= Islam in Liechtenstein =

Islam is the second most practiced religion in Liechtenstein after Christianity.

==Demographics==

According to the census taken in 2000, there were an estimated 2,000 Muslims living in the country in 2009, approximately 4.8% of the general population. In the 2010 census, 5.4% of the population (1960 persons) were Muslims; the number rose to 5.9% in the 2015 census.

In 2020, Muslims constituted 6.27% of the population. According to the Pew Research Center, this number is projected to remain constant through 2030.

The great majority of Muslims in Liechtenstein are Sunni, and are predominantly from Turkey, Kosovo, Bosnia and Herzegovina, and North Macedonia. The census reports do not state the proportion of the Muslim population holding Liechtenstein citizenship.

==Overview==
Since 2001, the government has granted the Muslim community a residency permit for one imam, and one short-term residency permit for an additional imam during Ramadan.

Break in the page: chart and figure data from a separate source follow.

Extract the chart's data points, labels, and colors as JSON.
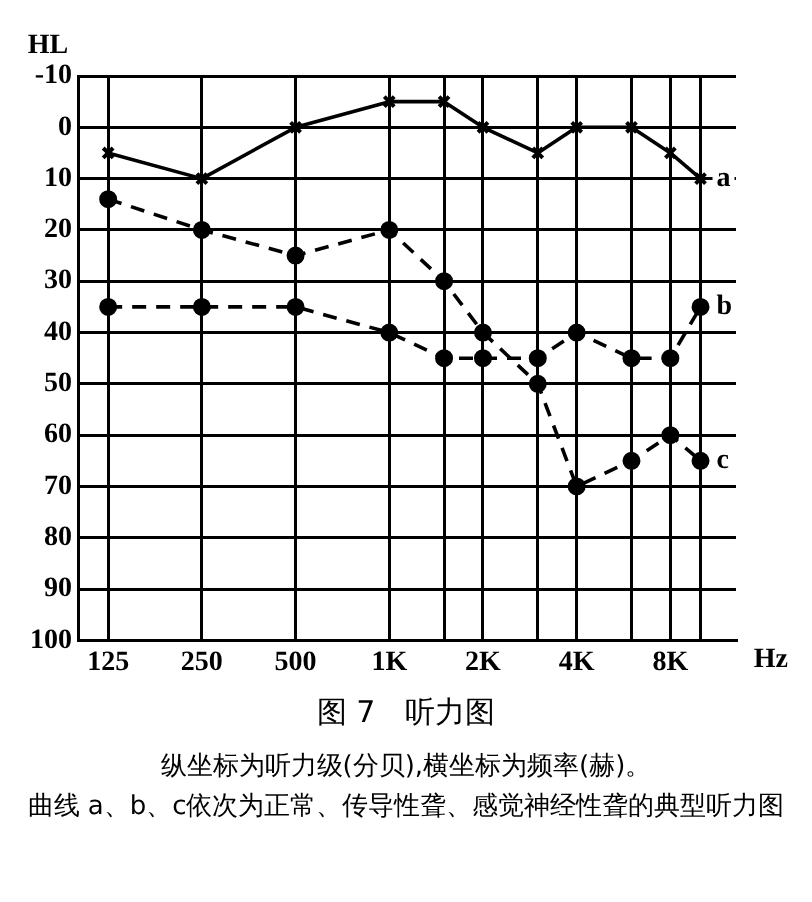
{
  "chart_data": {
    "type": "line",
    "title": "图 7　听力图",
    "ylabel": "HL",
    "xlabel": "Hz",
    "annotations": [
      "纵坐标为听力级(分贝),横坐标为频率(赫)。",
      "曲线 a、b、c依次为正常、传导性聋、感觉神经性聋的典型听力图"
    ],
    "x": [
      125,
      250,
      500,
      1000,
      1500,
      2000,
      3000,
      4000,
      6000,
      8000,
      10000
    ],
    "series": [
      {
        "name": "a",
        "color": "#000000",
        "marker": "cross",
        "line_style": "solid",
        "values": [
          5,
          10,
          0,
          -5,
          -5,
          0,
          5,
          0,
          0,
          5,
          10
        ]
      },
      {
        "name": "b",
        "color": "#000000",
        "marker": "circle",
        "line_style": "dashed",
        "values": [
          35,
          35,
          35,
          40,
          45,
          45,
          45,
          40,
          45,
          45,
          35
        ]
      },
      {
        "name": "c",
        "color": "#000000",
        "marker": "circle",
        "line_style": "dashed",
        "values": [
          14,
          20,
          25,
          20,
          30,
          40,
          50,
          70,
          65,
          60,
          65
        ]
      }
    ],
    "log": "x",
    "xlim": [
      100,
      13000
    ],
    "xticks": [
      125,
      250,
      500,
      {
        "value": 1000,
        "label": "1K"
      },
      {
        "value": 1500,
        "label": null
      },
      {
        "value": 2000,
        "label": "2K"
      },
      {
        "value": 3000,
        "label": null
      },
      {
        "value": 4000,
        "label": "4K"
      },
      {
        "value": 6000,
        "label": null
      },
      {
        "value": 8000,
        "label": "8K"
      },
      {
        "value": 10000,
        "label": null
      }
    ],
    "ylim": [
      100,
      -10
    ],
    "yticks": [
      -10,
      0,
      10,
      20,
      30,
      40,
      50,
      60,
      70,
      80,
      90,
      100
    ],
    "grid": true,
    "legend": false
  }
}
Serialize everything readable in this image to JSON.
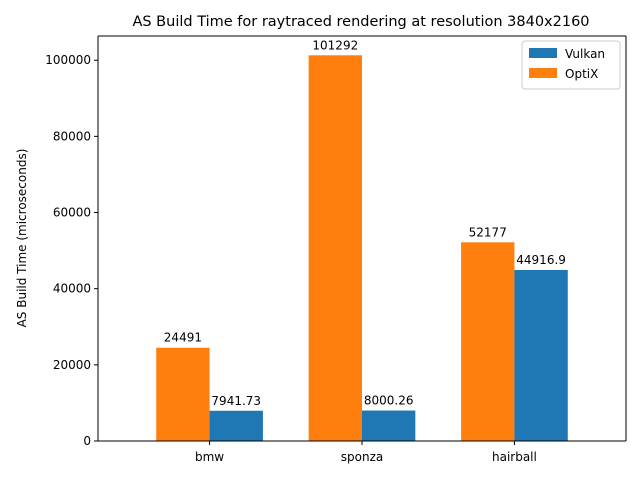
{
  "chart_data": {
    "type": "bar",
    "title": "AS Build Time for raytraced rendering at resolution 3840x2160",
    "xlabel": "",
    "ylabel": "AS Build Time (microseconds)",
    "categories": [
      "bmw",
      "sponza",
      "hairball"
    ],
    "series": [
      {
        "name": "Vulkan",
        "color": "#1f77b4",
        "values": [
          7941.73,
          8000.26,
          44916.9
        ],
        "labels": [
          "7941.73",
          "8000.26",
          "44916.9"
        ]
      },
      {
        "name": "OptiX",
        "color": "#ff7f0e",
        "values": [
          24491,
          101292,
          52177
        ],
        "labels": [
          "24491",
          "101292",
          "52177"
        ]
      }
    ],
    "bar_order": [
      "OptiX",
      "Vulkan"
    ],
    "ylim": [
      0,
      106356.6
    ],
    "yticks": [
      0,
      20000,
      40000,
      60000,
      80000,
      100000
    ],
    "ytick_labels": [
      "0",
      "20000",
      "40000",
      "60000",
      "80000",
      "100000"
    ],
    "grid": false,
    "legend": "top-right"
  }
}
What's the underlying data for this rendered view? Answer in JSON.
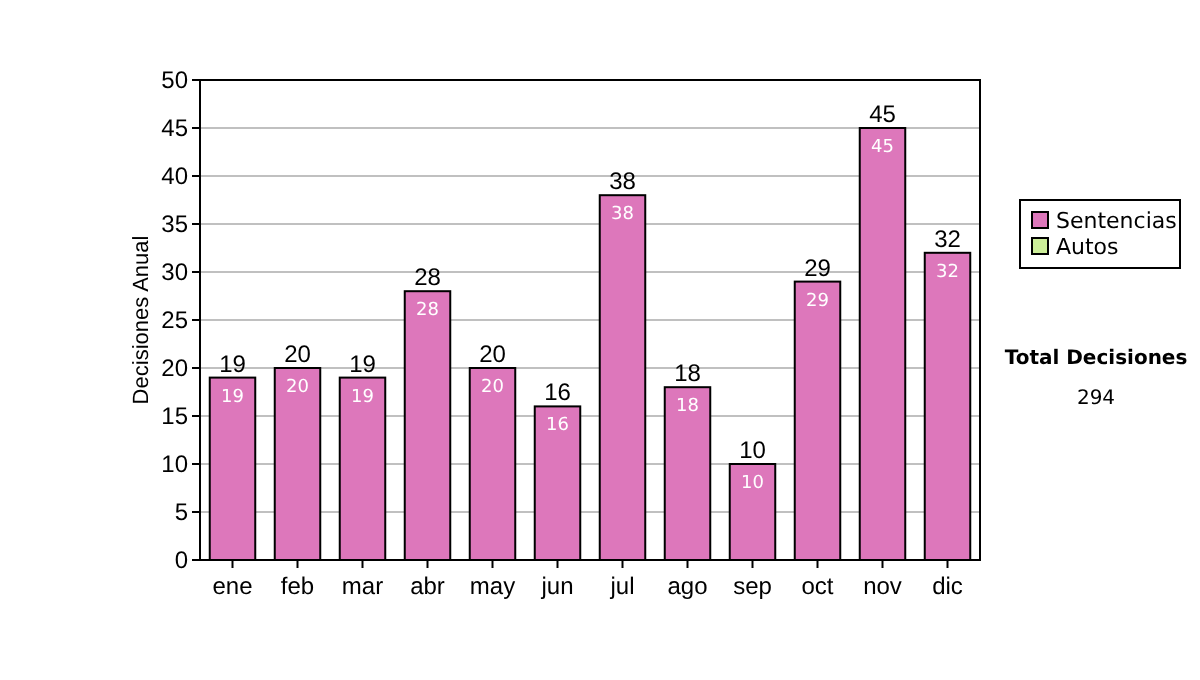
{
  "chart_data": {
    "type": "bar",
    "ylabel": "Decisiones Anual",
    "categories": [
      "ene",
      "feb",
      "mar",
      "abr",
      "may",
      "jun",
      "jul",
      "ago",
      "sep",
      "oct",
      "nov",
      "dic"
    ],
    "series": [
      {
        "name": "Sentencias",
        "color": "#dd77bb",
        "values": [
          19,
          20,
          19,
          28,
          20,
          16,
          38,
          18,
          10,
          29,
          45,
          32
        ]
      },
      {
        "name": "Autos",
        "color": "#ccee99",
        "values": [
          null,
          null,
          null,
          null,
          null,
          null,
          null,
          null,
          null,
          null,
          null,
          null
        ]
      }
    ],
    "stacked": true,
    "data_labels": true,
    "totals": [
      "19",
      "20",
      "19",
      "28",
      "20",
      "16",
      "38",
      "18",
      "10",
      "29",
      "45",
      "32"
    ],
    "ylim": [
      0,
      50
    ],
    "yticks": [
      0,
      5,
      10,
      15,
      20,
      25,
      30,
      35,
      40,
      45,
      50
    ],
    "grid": "y",
    "legend": "right",
    "annotations": [
      "Total Decisiones",
      "294"
    ]
  }
}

In 2006, the government contributed US$20,000 (25,000 Swiss francs) to the Muslim community.

==Mosques==
The county has one mosque, the Green Mosque.

==Organizations==
Currently there are two Islamic organizations in the country.

===Islamic Community in the Principality of Liechtenstein===
The Islamic Community in the Principality of Liechtenstein (Islamische Gemeinschaft des Fürstentum Liechtenstein) is affiliated to the Umbrella association of Islamic Communities in the East of Switzerland and the Principality of Liechtenstein (Dachverband islamischer Gemeinden der Ostschweiz und des Fürstentums Liechtenstein).

===Liechtenstein Türk Birliği===
The Liechtenstein Türk Birliği is affiliated with the Turkish Diyanet İşleri Başkanlığı. It runs the Green Mosque (Yeşil Camii).